Merge pull request ceph#64832 from zdover23/wip-doc-2025-08-05-cephfs-troubleshooting-stuck-during-recovery

zdover23 · web-flow · commit fba50e6ee250 · 2025-08-06T18:11:01.000+10:00
doc/cephfs: edit troubleshooting.rst

Reviewed-by: Anthony D'Atri &lt;anthony.datri@gmail.com&gt;
diff --git a/doc/cephfs/troubleshooting.rst b/doc/cephfs/troubleshooting.rst
@@ -27,34 +27,35 @@ Stuck during recovery
 Stuck in up:replay
 ------------------
 
-If your MDS is stuck in ``up:replay`` then it is likely that the journal is
-very long. Did you see ``MDS_HEALTH_TRIM`` cluster warnings saying the MDS is
-behind on trimming its journal? If the journal has grown very large, it can
-take hours to read the journal. There is no working around this but there
-are things you can do to speed things along:
+If your MDS is stuck in the ``up:replay`` state, then it is likely that the
+journal is very long. Did you see ``MDS_HEALTH_TRIM`` cluster warnings saying
+the MDS is behind on trimming its journal? Very large journals can take hours
+to read. There is no working around this but there are things you can do to
+speed things along:
 
-Reduce MDS debugging to 0. Even at the default settings, the MDS logs some
-messages to memory for dumping if a fatal error is encountered. You can avoid
-this:
+Reduce MDS debugging to 0. Even with the default settings, the MDS logs a few
+messages to memory for dumping in case a fatal error is encountered. You can
+turn off all logging by running the following commands:
 
-.. code:: bash
+.. prompt:: bash #
 
    ceph config set mds debug_mds 0
    ceph config set mds debug_ms 0
    ceph config set mds debug_monc 0
 
-Note if the MDS fails then there will be virtually no information to determine
-why. If you can calculate when ``up:replay`` will complete, you should restore
-these configs just prior to entering the next state:
+Remember that when you set ``debug_mds``, ``debug_ms``, and ``debug_monc`` to
+``0``, Note if the MDS fails then there will be no information to determine why
+fatal errors occurred. If you can calculate when ``up:replay`` will complete,
+you should restore these configs just prior to entering the next state:
 
 .. code:: bash
 
    ceph config rm mds debug_mds
    ceph config rm mds debug_ms
    ceph config rm mds debug_monc
 
-Once you've got replay moving along faster, you can calculate when the MDS will
-complete. This is done by examining the journal replay status:
+After replay has been speeded up, calculate when the MDS will complete the
+replay. Examine the journal replay status:
 
 .. code:: bash
 
@@ -68,7 +69,7 @@ complete.
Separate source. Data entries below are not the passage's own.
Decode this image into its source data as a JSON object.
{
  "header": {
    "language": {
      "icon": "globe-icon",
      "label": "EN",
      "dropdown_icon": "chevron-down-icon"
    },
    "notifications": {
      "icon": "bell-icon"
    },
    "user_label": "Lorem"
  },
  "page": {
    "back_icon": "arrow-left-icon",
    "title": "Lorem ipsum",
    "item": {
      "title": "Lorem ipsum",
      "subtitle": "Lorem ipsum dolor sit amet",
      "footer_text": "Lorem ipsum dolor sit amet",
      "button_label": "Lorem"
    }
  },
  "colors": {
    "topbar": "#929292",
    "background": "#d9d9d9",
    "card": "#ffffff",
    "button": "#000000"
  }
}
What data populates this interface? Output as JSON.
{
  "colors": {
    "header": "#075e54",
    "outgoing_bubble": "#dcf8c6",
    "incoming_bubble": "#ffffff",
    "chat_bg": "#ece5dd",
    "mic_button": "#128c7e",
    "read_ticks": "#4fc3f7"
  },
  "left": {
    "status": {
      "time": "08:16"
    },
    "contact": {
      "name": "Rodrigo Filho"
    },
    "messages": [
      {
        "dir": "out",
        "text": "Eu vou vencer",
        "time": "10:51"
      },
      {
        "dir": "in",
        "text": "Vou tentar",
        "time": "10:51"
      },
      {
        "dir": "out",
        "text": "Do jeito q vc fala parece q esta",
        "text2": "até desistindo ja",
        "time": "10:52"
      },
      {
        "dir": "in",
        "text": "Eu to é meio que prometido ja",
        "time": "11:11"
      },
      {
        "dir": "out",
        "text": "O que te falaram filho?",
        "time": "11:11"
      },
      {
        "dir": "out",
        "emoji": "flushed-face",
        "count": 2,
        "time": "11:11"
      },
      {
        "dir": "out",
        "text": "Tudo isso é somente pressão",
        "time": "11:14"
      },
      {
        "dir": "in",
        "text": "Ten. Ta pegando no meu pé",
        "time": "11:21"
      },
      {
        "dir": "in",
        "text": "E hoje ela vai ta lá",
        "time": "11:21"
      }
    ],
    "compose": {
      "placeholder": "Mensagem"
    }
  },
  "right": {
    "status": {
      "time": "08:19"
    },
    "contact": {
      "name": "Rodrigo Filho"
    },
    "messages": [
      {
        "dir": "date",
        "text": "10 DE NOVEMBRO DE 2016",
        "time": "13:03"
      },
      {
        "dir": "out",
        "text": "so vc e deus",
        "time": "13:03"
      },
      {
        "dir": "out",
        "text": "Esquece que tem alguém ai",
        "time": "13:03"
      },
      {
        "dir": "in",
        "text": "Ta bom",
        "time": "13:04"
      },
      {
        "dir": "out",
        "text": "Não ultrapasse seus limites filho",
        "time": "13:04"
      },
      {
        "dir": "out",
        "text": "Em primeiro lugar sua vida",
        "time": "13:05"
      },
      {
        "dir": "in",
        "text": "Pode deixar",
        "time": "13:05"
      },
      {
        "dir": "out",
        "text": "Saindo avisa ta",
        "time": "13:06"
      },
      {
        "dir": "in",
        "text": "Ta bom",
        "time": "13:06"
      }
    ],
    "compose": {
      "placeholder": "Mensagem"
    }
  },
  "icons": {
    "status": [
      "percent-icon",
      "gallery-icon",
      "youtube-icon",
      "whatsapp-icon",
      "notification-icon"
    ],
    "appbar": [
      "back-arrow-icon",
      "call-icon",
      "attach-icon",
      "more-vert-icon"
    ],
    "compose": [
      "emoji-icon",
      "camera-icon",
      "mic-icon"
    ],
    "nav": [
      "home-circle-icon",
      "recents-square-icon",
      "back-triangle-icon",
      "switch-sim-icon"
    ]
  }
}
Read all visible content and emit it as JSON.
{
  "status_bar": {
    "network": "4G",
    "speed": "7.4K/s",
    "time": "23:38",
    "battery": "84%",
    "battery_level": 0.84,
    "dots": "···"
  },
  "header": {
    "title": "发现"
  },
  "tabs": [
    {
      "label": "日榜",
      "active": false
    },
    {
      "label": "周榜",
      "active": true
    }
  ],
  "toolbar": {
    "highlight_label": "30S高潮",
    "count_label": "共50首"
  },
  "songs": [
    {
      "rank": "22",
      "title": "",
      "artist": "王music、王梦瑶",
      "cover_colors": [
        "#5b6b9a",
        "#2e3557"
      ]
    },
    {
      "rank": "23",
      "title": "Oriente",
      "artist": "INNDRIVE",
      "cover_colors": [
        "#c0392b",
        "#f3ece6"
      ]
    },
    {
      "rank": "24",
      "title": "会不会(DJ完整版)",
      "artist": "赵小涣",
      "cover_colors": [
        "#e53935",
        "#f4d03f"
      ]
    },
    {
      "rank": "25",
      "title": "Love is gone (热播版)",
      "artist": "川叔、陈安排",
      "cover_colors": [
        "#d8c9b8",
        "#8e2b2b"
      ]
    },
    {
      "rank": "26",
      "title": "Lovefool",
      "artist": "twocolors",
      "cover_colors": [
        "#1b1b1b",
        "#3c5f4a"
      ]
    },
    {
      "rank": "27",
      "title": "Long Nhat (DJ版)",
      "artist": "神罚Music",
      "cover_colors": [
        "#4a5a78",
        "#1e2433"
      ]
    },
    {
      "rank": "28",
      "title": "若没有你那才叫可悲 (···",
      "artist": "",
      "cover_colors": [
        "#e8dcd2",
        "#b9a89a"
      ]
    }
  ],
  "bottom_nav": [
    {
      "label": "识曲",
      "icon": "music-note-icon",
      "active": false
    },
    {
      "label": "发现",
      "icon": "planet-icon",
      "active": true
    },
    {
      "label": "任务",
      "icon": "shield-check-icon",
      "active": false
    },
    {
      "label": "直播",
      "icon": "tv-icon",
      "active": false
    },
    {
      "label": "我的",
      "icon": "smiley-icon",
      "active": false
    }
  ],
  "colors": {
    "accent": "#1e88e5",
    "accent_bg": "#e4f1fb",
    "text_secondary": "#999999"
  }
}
This is done by examining the journal replay status:
    }
 
 Replay completes when the ``journal_read_pos`` reaches the
-``journal_write_pos``. The write position will not change during replay. Track
+``journal_write_pos``. The write position does not change during replay. Track
 the progression of the read position to compute the expected time to complete.